Not that the film is afraid to turn some of its guns on Malcolm X. Kingsley Ben-Adir excels playing a far more fragile, anxious and gentler Malcolm than we expect (after all, it’s so hard not to immediately think of Denzel Washington). This is a Malcolm worried for his and his family’s safety, going through the turmoil of leaving the State of Islam and not sure where his life is heading, other than the fear it won’t be a long journey. Ben-Adir has the fire and passion, but also the nervous sense of being the youngest, least well-known (at the time) of the four, and he creates a successful ambiguity as to whether his friendship with Clay is at least partly based on self-interest.

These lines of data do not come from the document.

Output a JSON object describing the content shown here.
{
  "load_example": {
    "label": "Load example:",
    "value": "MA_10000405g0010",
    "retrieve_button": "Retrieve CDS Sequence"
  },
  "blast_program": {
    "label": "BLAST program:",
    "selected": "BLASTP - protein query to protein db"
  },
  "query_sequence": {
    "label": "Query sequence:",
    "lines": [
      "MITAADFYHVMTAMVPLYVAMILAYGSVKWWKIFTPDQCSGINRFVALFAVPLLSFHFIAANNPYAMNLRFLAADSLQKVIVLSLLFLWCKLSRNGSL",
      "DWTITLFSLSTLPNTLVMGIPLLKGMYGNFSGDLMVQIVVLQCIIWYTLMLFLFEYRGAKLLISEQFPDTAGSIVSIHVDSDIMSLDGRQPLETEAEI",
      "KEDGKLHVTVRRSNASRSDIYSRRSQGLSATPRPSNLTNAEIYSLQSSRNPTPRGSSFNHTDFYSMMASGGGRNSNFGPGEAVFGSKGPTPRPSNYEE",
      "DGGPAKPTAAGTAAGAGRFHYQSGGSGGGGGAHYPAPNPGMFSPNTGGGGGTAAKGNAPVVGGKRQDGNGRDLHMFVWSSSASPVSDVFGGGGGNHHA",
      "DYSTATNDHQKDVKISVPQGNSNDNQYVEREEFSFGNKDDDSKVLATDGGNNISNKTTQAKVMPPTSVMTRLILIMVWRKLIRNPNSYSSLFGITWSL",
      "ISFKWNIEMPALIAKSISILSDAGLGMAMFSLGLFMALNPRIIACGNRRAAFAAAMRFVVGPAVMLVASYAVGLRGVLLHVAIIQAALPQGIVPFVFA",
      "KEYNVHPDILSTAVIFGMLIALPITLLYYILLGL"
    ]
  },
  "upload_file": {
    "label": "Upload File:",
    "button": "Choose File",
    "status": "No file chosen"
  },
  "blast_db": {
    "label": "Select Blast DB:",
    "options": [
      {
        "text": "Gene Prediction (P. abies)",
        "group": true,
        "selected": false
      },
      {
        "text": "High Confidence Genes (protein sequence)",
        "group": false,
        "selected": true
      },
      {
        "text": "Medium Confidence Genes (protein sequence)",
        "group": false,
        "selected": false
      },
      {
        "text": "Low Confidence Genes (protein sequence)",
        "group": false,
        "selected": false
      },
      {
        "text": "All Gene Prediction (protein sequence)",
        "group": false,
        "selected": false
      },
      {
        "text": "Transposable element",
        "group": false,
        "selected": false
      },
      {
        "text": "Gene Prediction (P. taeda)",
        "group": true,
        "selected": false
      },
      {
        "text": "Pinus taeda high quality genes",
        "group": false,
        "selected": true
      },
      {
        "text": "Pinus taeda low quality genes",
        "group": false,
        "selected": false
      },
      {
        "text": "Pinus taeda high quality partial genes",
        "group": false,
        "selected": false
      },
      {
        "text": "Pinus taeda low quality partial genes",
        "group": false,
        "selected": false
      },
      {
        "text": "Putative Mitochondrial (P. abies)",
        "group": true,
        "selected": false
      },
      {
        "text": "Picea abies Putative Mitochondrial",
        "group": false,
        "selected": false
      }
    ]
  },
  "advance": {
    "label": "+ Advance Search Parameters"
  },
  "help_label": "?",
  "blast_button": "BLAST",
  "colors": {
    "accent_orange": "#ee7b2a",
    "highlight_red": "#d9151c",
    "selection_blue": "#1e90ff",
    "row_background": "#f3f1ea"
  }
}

There is some seriously rich material in this film for the four actors to sink their teeth into, and King’s direction allows each of them a showpiece, while expertly shuffling perspectives. Odom Jnr is superb – not least for his heart-rending and emotional performances of several Cooke songs – as a man who knows deep-down there’s truth to what he’s being accused of, while feeling his shared success is part of doing “his bit” and he’s being unfairly picked on.
Aldis Hodge’s Jim Brown is the most settled and content of the four, certain of his own destiny and comfortable with his life. In the hands of a lesser actor, his role could be potentially overlooked, but Hodge’s charisma keeps his careful performance compelling. Eli Goree perfectly captures Muhammad Ali’s exuberance, good-natured arrogance and restless energy and mixes it in with a sweet desire for everyone to get along. All four of these actors riff brilliantly off each other.
The film doesn’t let us forget the dangers of the time either. The opening sequence demonstrates the dangers and prejudices all of them face: from booing crowds to threats of physical harm. It’s something we return to time and time again – while Malcolm X’s fear about shadowy figures watching him is a constant reminder that his own death is so close.
But I feel there could have been more. Sam Cooke would also be dead by the end of 1964 – but you could watch this film and not have a clue that within 18 months half the people in it would be murdered. Away from the debates, the film takes a while to get going, and there gaps in issues of racial politics that you feel could have been richly explored.
For all that the film could have been a moment of time, it actually feels a bit disconnected from the rest of history. Where does this event – and the insights we gain about our characters – fit within the perspective of civil rights for the rest of the 1960s, let alone the rest of the century? The film doesn’t quite capture this. More ambition to expand the play beyond that one night into something more far-reaching (imagine what Spike Lee might have made of it) would have been fascinating. As it is, this is a brilliantly acted, well-made film – but still feels like an adaptation of a night at the theatre, a more reassuring rather than challenging film.